7. Role of Minority Shareholders and Transparency
Minority shareholders, represented by the Ashok Shah and Pina Shah groups, had persistently challenged BNL's compliance with securities laws, alleging misrepresentation of promoter holdings and breach of minimum public shareholding norms. They filed writ petitions and sought disclosure of SEBI's internal documents relating to the settlement. The Court directed SEBI to furnish these documents, emphasizing the importance of transparency and investor protection. The Petitioners alleged SEBI revoked the settlement order as a reaction to this disclosure direction, but SEBI denied this. The Court did not find evidence to support claims of mala fide revocation but underscored the need for SEBI to act fairly and transparently.

Conclusions
The Court concluded that SEBI's revocation of the settlement order was premature and unjustified on the ground of non-compliance, given BNL's substantial efforts to comply and the legal impediments it faced. The revocation order was non-speaking, lacked reasons, and was passed without affording an opportunity of hearing, violating principles of natural justice. The Court held that such administrative actions with civil consequences require reasoned orders and fair procedures. The composite nature of the settlement justified collective consequences, but only if fair process was followed. The Court accepted the doctrine of impossibility of performance as applicable in this context. The authority exercised by SEBI was valid, but the manner of exercise was flawed. The Court therefore quashed and set aside the revocation order and remanded the matter to SEBI for reconsideration, directing SEBI to afford the Petitioners a fair hearing and pass a reasoned order within four months.

Significant holdings include the following verbatim excerpts:

"The principles of natural justice are not merely formalities but they constitute substantive obligations that need to be adhered to by the decision making and adjudicating authorities... The well known fundamental principles of natural justice cover a pivotal principal of audi alteram partem, meaning that a person affected must be heard before a decision he is visited with an adverse."
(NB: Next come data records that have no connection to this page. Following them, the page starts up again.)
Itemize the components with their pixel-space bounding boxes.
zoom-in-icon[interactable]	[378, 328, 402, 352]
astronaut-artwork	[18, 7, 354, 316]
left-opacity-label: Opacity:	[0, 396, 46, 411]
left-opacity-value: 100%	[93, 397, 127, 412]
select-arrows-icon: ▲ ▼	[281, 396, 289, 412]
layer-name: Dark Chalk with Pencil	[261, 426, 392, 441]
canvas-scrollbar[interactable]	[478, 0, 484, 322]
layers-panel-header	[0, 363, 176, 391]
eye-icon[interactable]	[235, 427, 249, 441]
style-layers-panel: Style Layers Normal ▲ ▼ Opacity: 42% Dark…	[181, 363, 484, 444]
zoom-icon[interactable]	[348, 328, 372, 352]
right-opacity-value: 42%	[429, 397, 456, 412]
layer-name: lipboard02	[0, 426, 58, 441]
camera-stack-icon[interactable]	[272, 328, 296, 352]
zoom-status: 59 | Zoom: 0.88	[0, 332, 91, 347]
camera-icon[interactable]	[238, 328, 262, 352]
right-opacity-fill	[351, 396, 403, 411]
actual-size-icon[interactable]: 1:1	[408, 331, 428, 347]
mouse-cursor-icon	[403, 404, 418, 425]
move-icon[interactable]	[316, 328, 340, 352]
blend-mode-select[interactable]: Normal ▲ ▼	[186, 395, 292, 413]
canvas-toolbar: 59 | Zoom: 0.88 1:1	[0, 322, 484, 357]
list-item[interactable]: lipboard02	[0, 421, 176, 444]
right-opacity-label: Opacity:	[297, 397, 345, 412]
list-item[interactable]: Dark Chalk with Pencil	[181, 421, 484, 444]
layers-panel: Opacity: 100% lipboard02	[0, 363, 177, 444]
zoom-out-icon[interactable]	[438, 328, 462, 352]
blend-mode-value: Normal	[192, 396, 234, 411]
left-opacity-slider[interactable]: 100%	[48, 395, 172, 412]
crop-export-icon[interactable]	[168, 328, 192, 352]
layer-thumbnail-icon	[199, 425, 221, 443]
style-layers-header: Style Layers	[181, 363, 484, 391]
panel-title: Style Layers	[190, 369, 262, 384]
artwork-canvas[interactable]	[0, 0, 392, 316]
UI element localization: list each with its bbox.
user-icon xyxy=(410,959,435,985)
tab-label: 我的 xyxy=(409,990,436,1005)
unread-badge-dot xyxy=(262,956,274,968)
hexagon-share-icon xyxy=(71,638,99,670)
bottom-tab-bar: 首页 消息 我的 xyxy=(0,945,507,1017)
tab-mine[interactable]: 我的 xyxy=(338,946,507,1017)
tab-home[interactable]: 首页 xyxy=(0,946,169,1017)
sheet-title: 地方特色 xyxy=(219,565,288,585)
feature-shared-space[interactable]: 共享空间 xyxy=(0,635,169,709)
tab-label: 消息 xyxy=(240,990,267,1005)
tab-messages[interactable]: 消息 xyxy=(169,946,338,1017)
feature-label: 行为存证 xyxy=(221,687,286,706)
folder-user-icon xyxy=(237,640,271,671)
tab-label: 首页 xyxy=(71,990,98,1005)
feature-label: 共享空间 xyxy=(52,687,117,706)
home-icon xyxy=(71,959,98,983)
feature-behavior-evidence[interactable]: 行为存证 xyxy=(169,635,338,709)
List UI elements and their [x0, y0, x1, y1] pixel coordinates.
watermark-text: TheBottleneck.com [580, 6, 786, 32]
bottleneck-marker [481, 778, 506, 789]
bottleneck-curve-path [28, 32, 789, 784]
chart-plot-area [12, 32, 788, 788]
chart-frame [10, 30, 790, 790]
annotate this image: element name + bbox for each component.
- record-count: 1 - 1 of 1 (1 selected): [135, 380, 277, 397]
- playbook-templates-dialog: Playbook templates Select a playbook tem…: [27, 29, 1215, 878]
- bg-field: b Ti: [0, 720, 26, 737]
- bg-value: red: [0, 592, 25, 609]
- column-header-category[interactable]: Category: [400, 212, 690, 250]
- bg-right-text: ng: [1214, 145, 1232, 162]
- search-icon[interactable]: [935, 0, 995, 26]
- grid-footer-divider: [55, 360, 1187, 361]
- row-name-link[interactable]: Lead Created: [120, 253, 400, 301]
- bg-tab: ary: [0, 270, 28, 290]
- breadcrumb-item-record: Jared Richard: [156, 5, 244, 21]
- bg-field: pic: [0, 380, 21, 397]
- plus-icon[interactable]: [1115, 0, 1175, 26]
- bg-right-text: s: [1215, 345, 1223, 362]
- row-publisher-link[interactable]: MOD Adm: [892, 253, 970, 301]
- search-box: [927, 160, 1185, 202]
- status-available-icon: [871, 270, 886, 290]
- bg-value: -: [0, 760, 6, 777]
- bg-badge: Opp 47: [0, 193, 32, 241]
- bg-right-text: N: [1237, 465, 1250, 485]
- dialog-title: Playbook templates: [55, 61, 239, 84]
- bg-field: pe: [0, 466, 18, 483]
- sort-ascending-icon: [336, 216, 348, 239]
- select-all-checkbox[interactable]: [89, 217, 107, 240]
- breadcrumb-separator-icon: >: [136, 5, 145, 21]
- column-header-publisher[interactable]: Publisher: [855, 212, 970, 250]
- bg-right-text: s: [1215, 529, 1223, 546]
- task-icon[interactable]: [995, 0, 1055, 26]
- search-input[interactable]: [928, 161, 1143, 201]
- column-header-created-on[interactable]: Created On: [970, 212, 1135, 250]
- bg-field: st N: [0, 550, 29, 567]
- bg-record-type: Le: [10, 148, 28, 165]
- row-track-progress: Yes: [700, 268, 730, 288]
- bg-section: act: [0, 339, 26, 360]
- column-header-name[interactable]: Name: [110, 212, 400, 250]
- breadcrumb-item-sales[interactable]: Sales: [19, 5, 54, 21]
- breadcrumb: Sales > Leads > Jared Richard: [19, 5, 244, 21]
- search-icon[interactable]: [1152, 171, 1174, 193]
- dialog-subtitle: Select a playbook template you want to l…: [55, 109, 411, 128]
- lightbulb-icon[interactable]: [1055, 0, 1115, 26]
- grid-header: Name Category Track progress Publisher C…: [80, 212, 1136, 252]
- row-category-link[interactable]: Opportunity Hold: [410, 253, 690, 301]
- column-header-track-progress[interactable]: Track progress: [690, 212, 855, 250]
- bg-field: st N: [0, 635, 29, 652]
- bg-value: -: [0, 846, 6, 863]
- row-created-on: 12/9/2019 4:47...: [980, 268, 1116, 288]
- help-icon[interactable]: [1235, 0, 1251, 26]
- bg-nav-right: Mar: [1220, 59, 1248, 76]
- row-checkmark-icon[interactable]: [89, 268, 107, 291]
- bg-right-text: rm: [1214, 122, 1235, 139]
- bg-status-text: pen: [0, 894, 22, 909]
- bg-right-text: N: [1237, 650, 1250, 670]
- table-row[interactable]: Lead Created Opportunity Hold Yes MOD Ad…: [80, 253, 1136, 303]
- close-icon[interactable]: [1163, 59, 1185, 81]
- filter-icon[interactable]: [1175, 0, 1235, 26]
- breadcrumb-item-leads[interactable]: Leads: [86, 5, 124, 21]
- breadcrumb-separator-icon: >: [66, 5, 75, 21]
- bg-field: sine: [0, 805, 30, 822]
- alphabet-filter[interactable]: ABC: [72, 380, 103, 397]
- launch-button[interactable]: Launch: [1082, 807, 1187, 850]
"The absence of reason has rendered the impugned order unsustainable, when such order is subject to challenge before the higher forum... the one line order revoking settlement, justly arrived, order definitely defeats the principles of natural justice."

"The law does not compel a man to do what he cannot possibly perform."

"The decision making authority itself cannot dispense with the requirement of natural justice on the ground that affording such opportunity will not make any difference... The opportunity of hearing will serve the purpose or not has to be considered at a later stage and such things cannot be presumed by the authority."

"In the present case, SEBI continued to entertain the Petitioners and specifically BNL, when it kept it informed about the steps taken for ensuring a compliance with the settlement order and at time also expressed, as to how it was placed in a difficult situation in the wake of the interim order passed by the High Court when it was unable to move ahead... What made SEBI suddenly adopt a 'U' turn and alleged failure of compliance of the directions as not fathomable."

"We quash and set aside the impugned order passed by SEBI, communicated to the Petitioners on 10.11.2023 and remand the proceedings of the settlement applications qua each of the Petitioner to SEBI for reconsideration, by affording an opportunity of hearing to the Petitioners within a time bound manner and we expect the order to be passed, to be reasoned order."